Eyes are turning to California as encephalitis season starts.

Hot Spots: California, Colorado

This pattern bodes ill for California. Already this year, a dead crow and two live house finches in Southern California tested positive for West Nile virus.

"We worry about Southern California. By that theory, California should light up this year -- but it all depends on climate and mosquito control and luck," Campbell says. "If California is going to be a problem, you might see human cases very early. Cases in May or June or early July are very unusual and could be a sign of something big. Just a lot of dying birds and horses could suggest something big coming."

The pattern also suggests that Colorado -- last year's hardest hit state -- may see fewer cases this year.

"The big question is, what will happen in Colorado this summer," Campbell says. "If we continue to have a hot, dry summer, we could have activity again this year. If you start seeing cases in early July rather than late July in Colorado, it might portend a big epidemic."

It's too soon to tell whether this year's first probable human case of West Nile virus -- seen in a 79-year-old man from southern Ohio with severe viral encephalitis -- is an unusual aberration or a sign of things to come. Ohio reported 108 cases of West Nile virus infection in 2003 -- down from 441 cases in 2002.


"We know very little about treatment of West Nile virus disease," says Carlos del Rio, MD, chief of medicine at Atlanta's Grady Memorial Hospital. "Once it's diagnosed, treatment usually consists of just managing symptoms and preventing other diseases from happening to people in a weakened condition.
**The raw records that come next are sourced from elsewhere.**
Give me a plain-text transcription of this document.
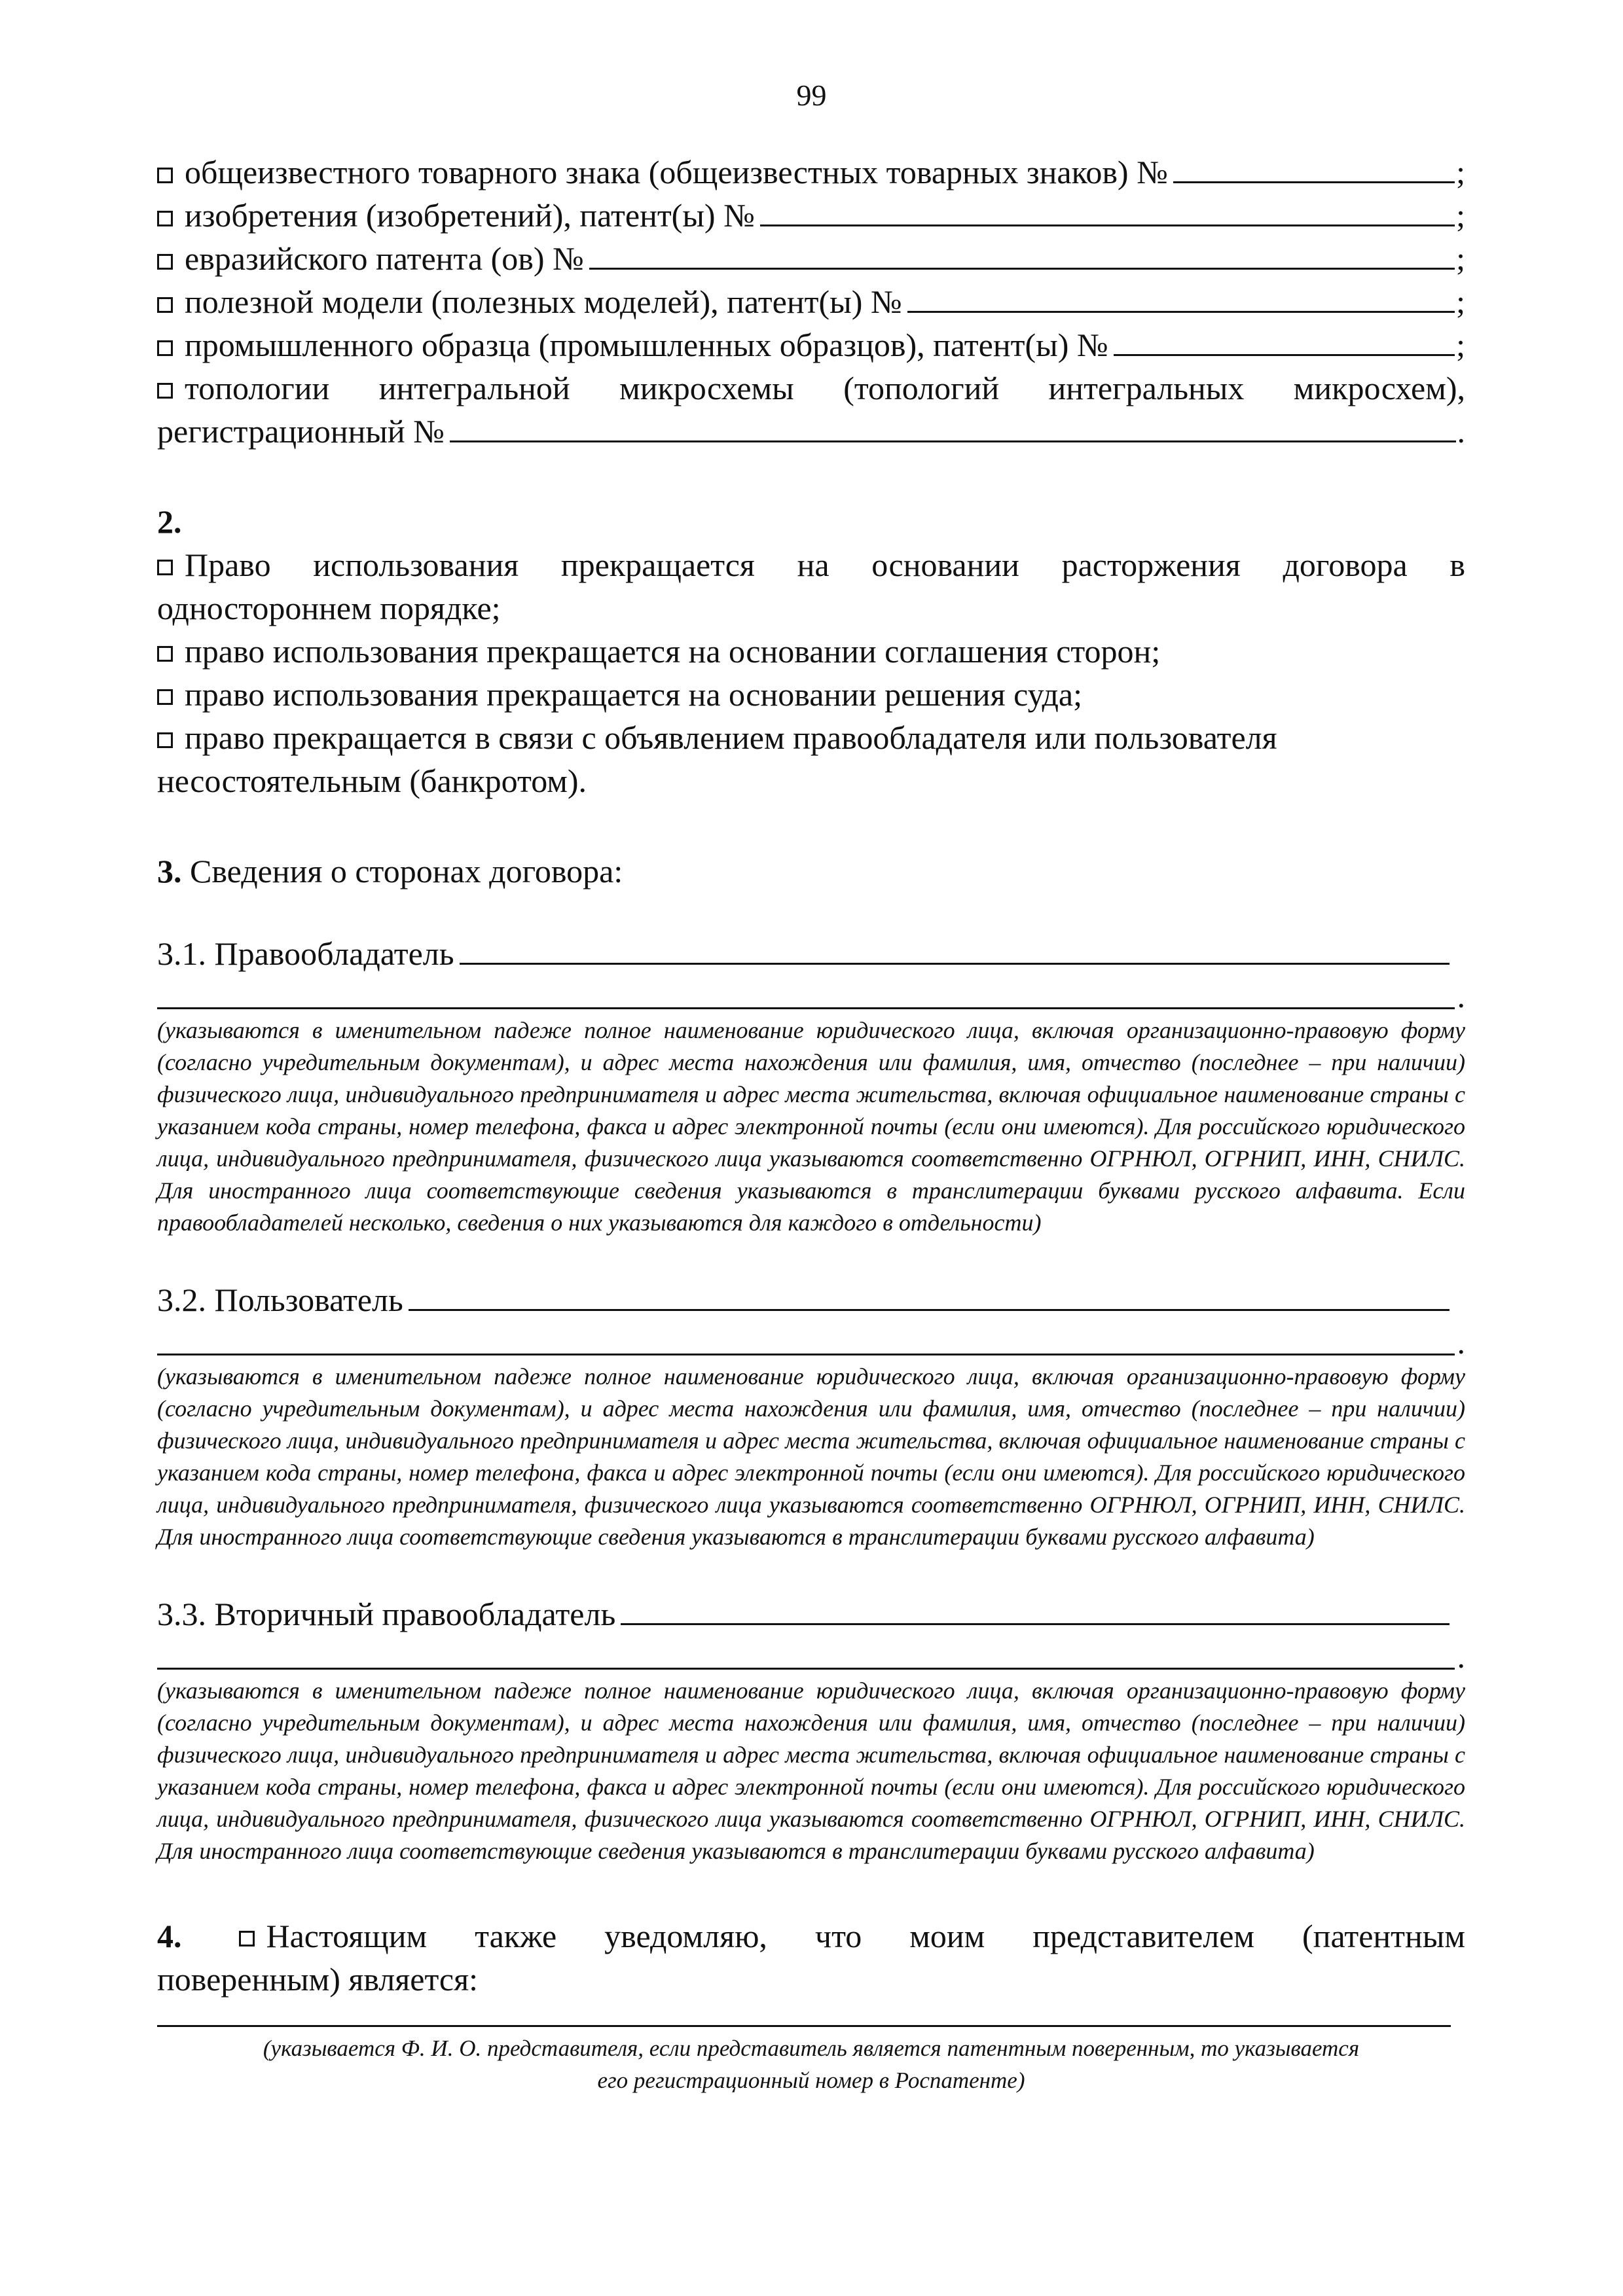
99
общеизвестного товарного знака (общеизвестных товарных знаков) №	;
изобретения (изобретений), патент(ы) №	;
евразийского патента (ов) №	;
полезной модели (полезных моделей), патент(ы) №	;
промышленного образца (промышленных образцов), патент(ы) №	;
топологии интегральной микросхемы (топологий интегральных микросхем),
регистрационный №	.
2.
Право использования прекращается на основании расторжения договора в
одностороннем порядке;
право использования прекращается на основании соглашения сторон;
право использования прекращается на основании решения суда;
право прекращается в связи с объявлением правообладателя или пользователя
несостоятельным (банкротом).
3. Сведения о сторонах договора:
3.1. Правообладатель
.
(указываются в именительном падеже полное наименование юридического лица, включая организационно-правовую форму (согласно учредительным документам), и адрес места нахождения или фамилия, имя, отчество (последнее – при наличии) физического лица, индивидуального предпринимателя и адрес места жительства, включая официальное наименование страны с указанием кода страны, номер телефона, факса и адрес электронной почты (если они имеются). Для российского юридического лица, индивидуального предпринимателя, физического лица указываются соответственно ОГРНЮЛ, ОГРНИП, ИНН, СНИЛС. Для иностранного лица соответствующие сведения указываются в транслитерации буквами русского алфавита. Если правообладателей несколько, сведения о них указываются для каждого в отдельности)
3.2. Пользователь
.
(указываются в именительном падеже полное наименование юридического лица, включая организационно-правовую форму (согласно учредительным документам), и адрес места нахождения или фамилия, имя, отчество (последнее – при наличии) физического лица, индивидуального предпринимателя и адрес места жительства, включая официальное наименование страны с указанием кода страны, номер телефона, факса и адрес электронной почты (если они имеются). Для российского юридического лица, индивидуального предпринимателя, физического лица указываются соответственно ОГРНЮЛ, ОГРНИП, ИНН, СНИЛС. Для иностранного лица соответствующие сведения указываются в транслитерации буквами русского алфавита)
3.3. Вторичный правообладатель
.
(указываются в именительном падеже полное наименование юридического лица, включая организационно-правовую форму (согласно учредительным документам), и адрес места нахождения или фамилия, имя, отчество (последнее – при наличии) физического лица, индивидуального предпринимателя и адрес места жительства, включая официальное наименование страны с указанием кода страны, номер телефона, факса и адрес электронной почты (если они имеются). Для российского юридического лица, индивидуального предпринимателя, физического лица указываются соответственно ОГРНЮЛ, ОГРНИП, ИНН, СНИЛС. Для иностранного лица соответствующие сведения указываются в транслитерации буквами русского алфавита)
4.	Настоящим также уведомляю, что моим представителем (патентным
поверенным) является:
(указывается Ф. И. О. представителя, если представитель является патентным поверенным, то указывается
его регистрационный номер в Роспатенте)
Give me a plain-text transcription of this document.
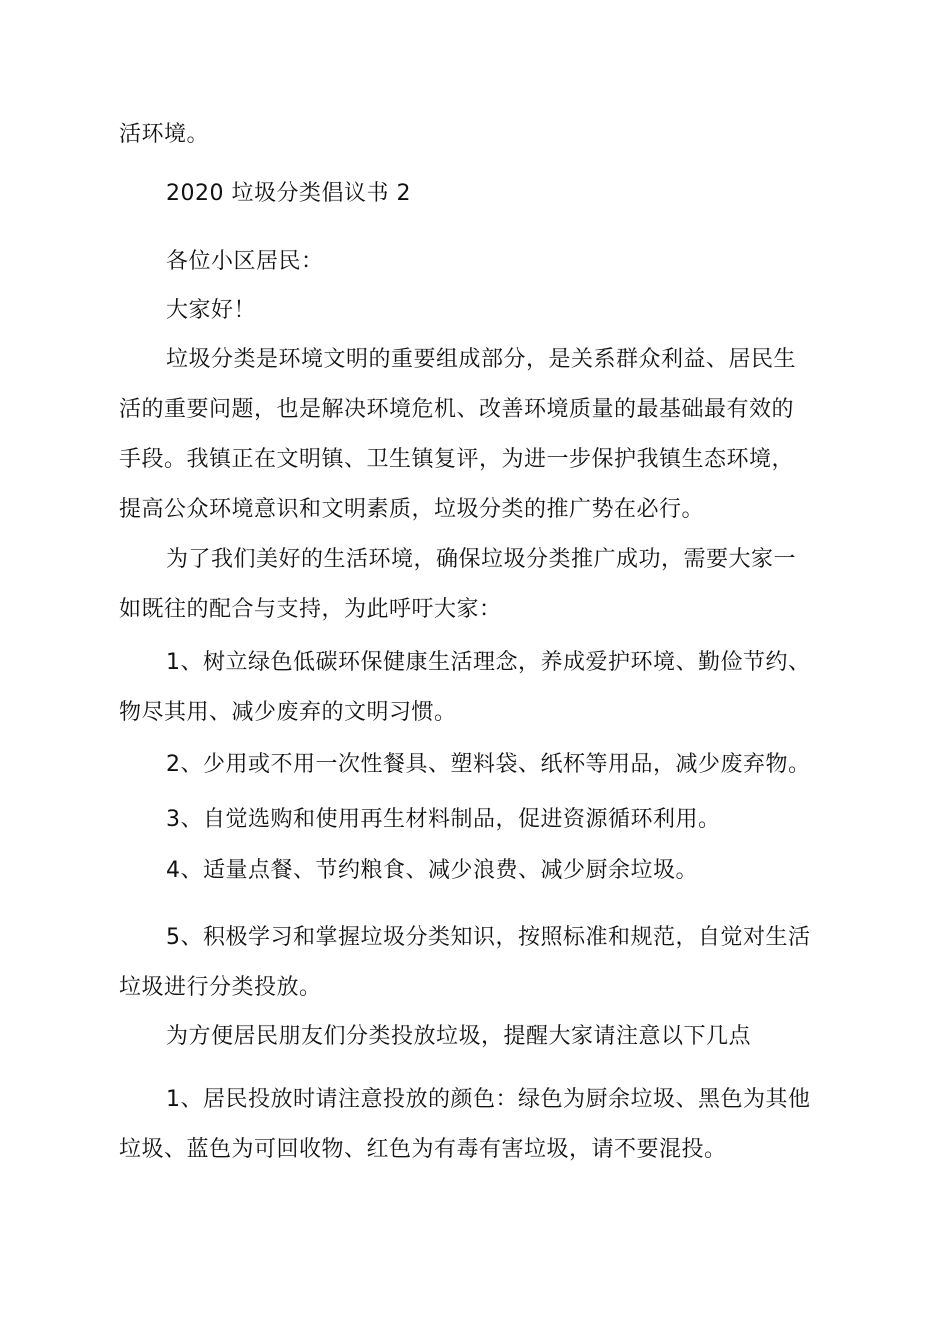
活环境。
2020 垃圾分类倡议书 2
各位小区居民：
大家好！
垃圾分类是环境文明的重要组成部分，是关系群众利益、居民生
活的重要问题，也是解决环境危机、改善环境质量的最基础最有效的
手段。我镇正在文明镇、卫生镇复评，为进一步保护我镇生态环境，
提高公众环境意识和文明素质，垃圾分类的推广势在必行。
为了我们美好的生活环境，确保垃圾分类推广成功，需要大家一
如既往的配合与支持，为此呼吁大家：
1、树立绿色低碳环保健康生活理念，养成爱护环境、勤俭节约、
物尽其用、减少废弃的文明习惯。
2、少用或不用一次性餐具、塑料袋、纸杯等用品，减少废弃物。
3、自觉选购和使用再生材料制品，促进资源循环利用。
4、适量点餐、节约粮食、减少浪费、减少厨余垃圾。
5、积极学习和掌握垃圾分类知识，按照标准和规范，自觉对生活
垃圾进行分类投放。
为方便居民朋友们分类投放垃圾，提醒大家请注意以下几点
1、居民投放时请注意投放的颜色：绿色为厨余垃圾、黑色为其他
垃圾、蓝色为可回收物、红色为有毒有害垃圾，请不要混投。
With the encephalitis and meningitis, it is a very slow recovery. Physical therapy and rehab are all-important for recovery."

Researchers are racing to come up with treatments that are more active.

"There's a lot of interest from the National Institutes of Health in clinical trials of antiviral drugs, such as ribavirin and interferons, to see if we can decrease the symptoms of severe disease," del Rio says. "Passive immunity [treating patients with serum from people who have recovered from infection] is an area of significant interest."

Also being tried is an unusual treatment from a St. Louis firm called GenoMed Inc. The patent-pending protocol, developed by GenoMed CEO David W. Moskowitz, MD, involves the use of a common blood-pressure lowering drug: either an ACE inhibitor or one of a class of drugs called angiotensin-receptor blockers, such as Cozaar and Avapro. The idea is to slow down overreactive immune responses and speed recovery.

So far, 10 patients -- including this year's first case, the 79-year-old encephalitis patient from Ohio -- have received the experimental treatment. Nine of them, GenoMed says in a news release, got better. He thinks the same treatment may work for people with autoimmune disease, SARS, severe flu, and even the common cold.